By Hilary Mare
NAMIBIA is the country with the highest remittance costs in the sub-Saharan region, a report by the World Bank has revealed.
A remittance is the funds an expatriate sends to their country of origin via wire, mail or online transfer. These peer to peer transfers of funds across borders are economically significant for many countries that receive them.
A World Bank report, dealing with migration and remittances, further reveals that the region has the highest remittance costs in the world, and in the first quarter of 2017, some of the most expensive corridors were intraregional, with 27 percent of the principle amount being charged to send money between Namibia and Angola.
Transfers between South Africa to Botswana were charged at 21 percent of the principle amount, while money sent by expats between Nigeria and Mali attracted a 20 percent charge.
“These numbers show that a lot of effort will be required to bring transaction costs below 3 percent, with no corridor above 5 percent, as envisaged in the Sustainable Development Goals (SDGs),” the report laments.
Average remittance costs in sub-Saharan Africa increased from 9.7 percent in 2016 Q1 to 9.8 percent in 2017 Q1, while recorded remittance flows to the region have declined by an estimated 6.1 percent, and reached US$33 billion in 2016.
“The reasons for the decline were slow economic growth in remittance-sending countries, a decline in commodity prices, especially oil prices, impacting countries receiving remittances from regional commodity exporters, and a diversion of remittances to informal channels, due to exchange rate regimes,” the report further states.
The value of personal remittances received in Namibia was US$10 192 860 in 2014. Over the past 26 years, the World Bank also reports that remittances have reached a high of US$17 561 580 in 2005 and a low of US$7 959 586 in 2002.

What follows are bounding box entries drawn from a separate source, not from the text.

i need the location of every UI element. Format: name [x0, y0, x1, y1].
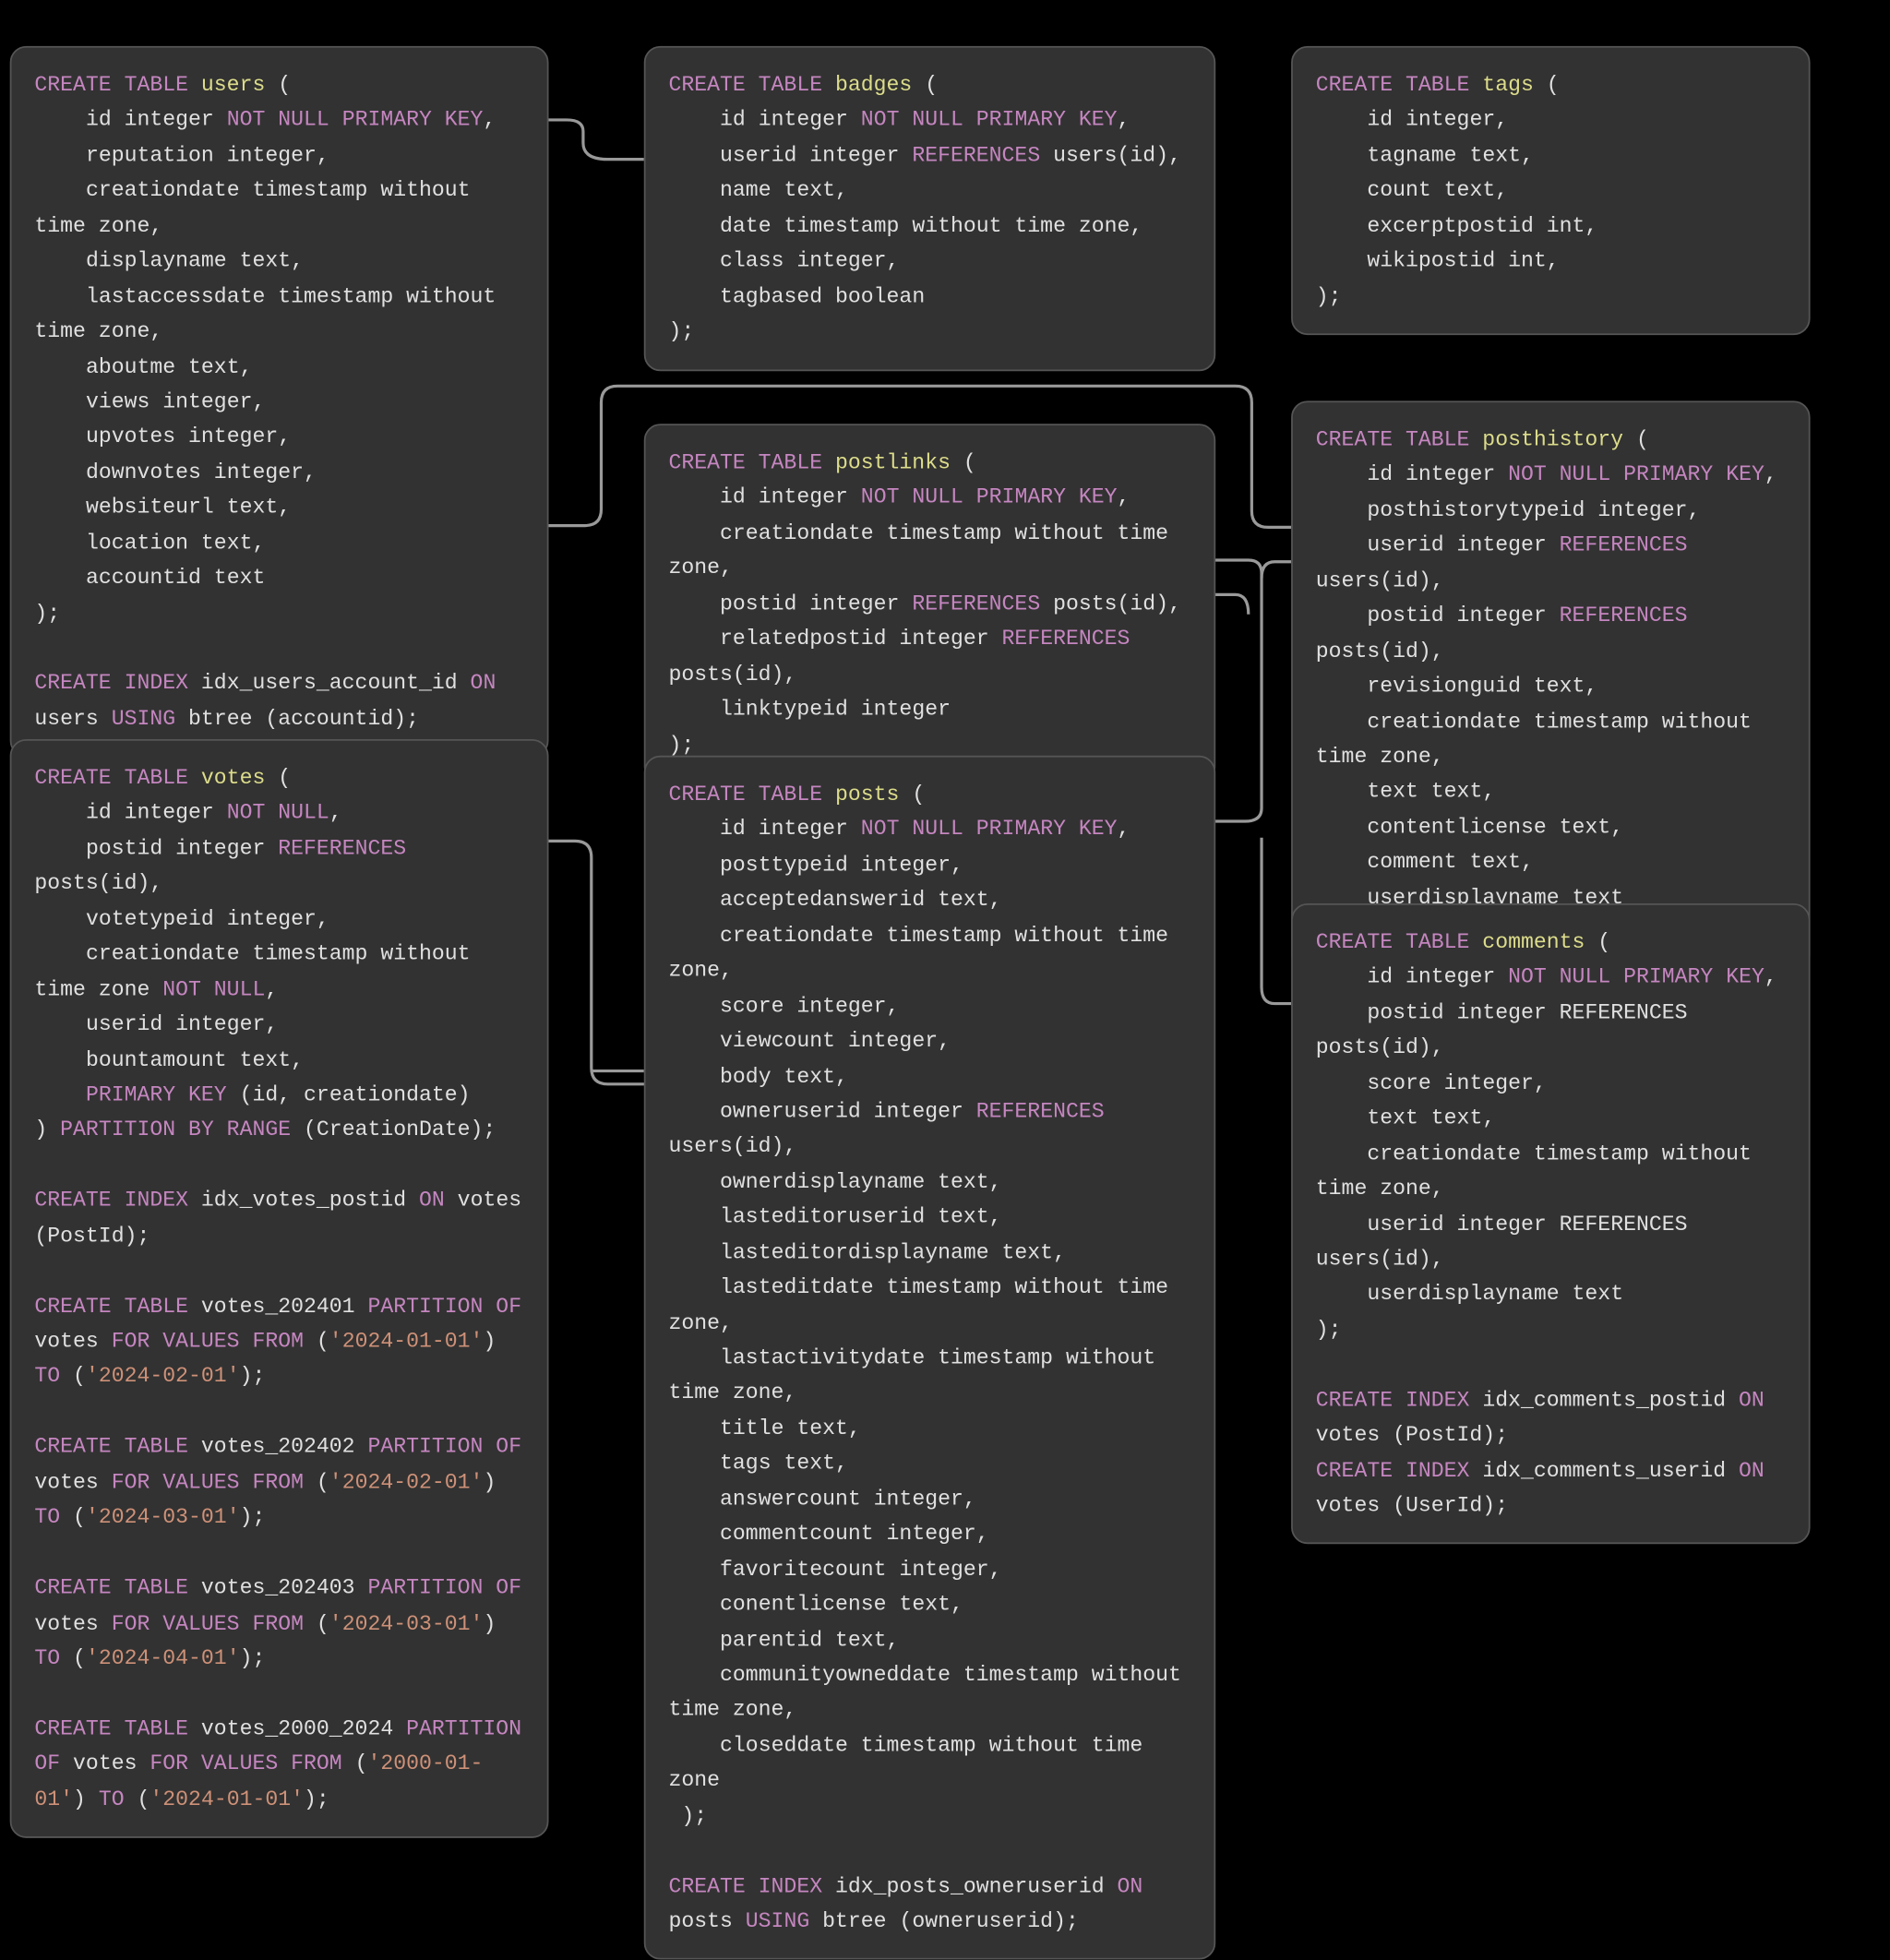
table-comments: CREATE TABLE comments ( id integer NOT N…: [1291, 903, 1810, 1545]
table-posts: CREATE TABLE posts ( id integer NOT NULL…: [644, 756, 1215, 1960]
table-posthistory: CREATE TABLE posthistory ( id integer NO…: [1291, 400, 1810, 972]
table-badges: CREATE TABLE badges ( id integer NOT NUL…: [644, 46, 1215, 371]
table-users: CREATE TABLE users ( id integer NOT NULL…: [10, 46, 549, 758]
table-votes: CREATE TABLE votes ( id integer NOT NULL…: [10, 739, 549, 1838]
table-postlinks: CREATE TABLE postlinks ( id integer NOT …: [644, 424, 1215, 783]
table-tags: CREATE TABLE tags ( id integer, tagname …: [1291, 46, 1810, 335]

The global average cost of sending remittances has remained nearly flat, at 7.45 percent in 2017 Q1, significantly higher than the SDG target of 3 percent, according to the World Bank.
A major barrier to reducing remittance costs was reported to be de-risking, which is when international correspondent banks close the bank accounts of money transfer operators, to avoid the risks of money laundering and financial crime.
De-risking has not only increased regulatory burdens, but has also acted as an entry barrier for smaller and newer remittance service providers, with smart technologies.
“Remittance flows to developing countries are estimated to have declined by 2.4 percent, to US$429 billion in 2016, after a decline of 1 percent in 2015. This is the first time in recent history that remittance flows have declined for two successive years,” the World Bank report said.
The report presents an update on migration and remittance flows, as well as salient policy developments in the area of international migration and development.
Personal remittances comprise personal transfers and compensation of employees. Personal transfers consist of all current transfers in cash or in kind, made or received by resident households to or from non-resident households.
Personal transfers thus include all current transfers between resident and non-resident individuals. Compensation of employees refers to the income of border, seasonal and other short-term workers, who are employed in an economy, where they are not resident and of residents employed by non-resident entities.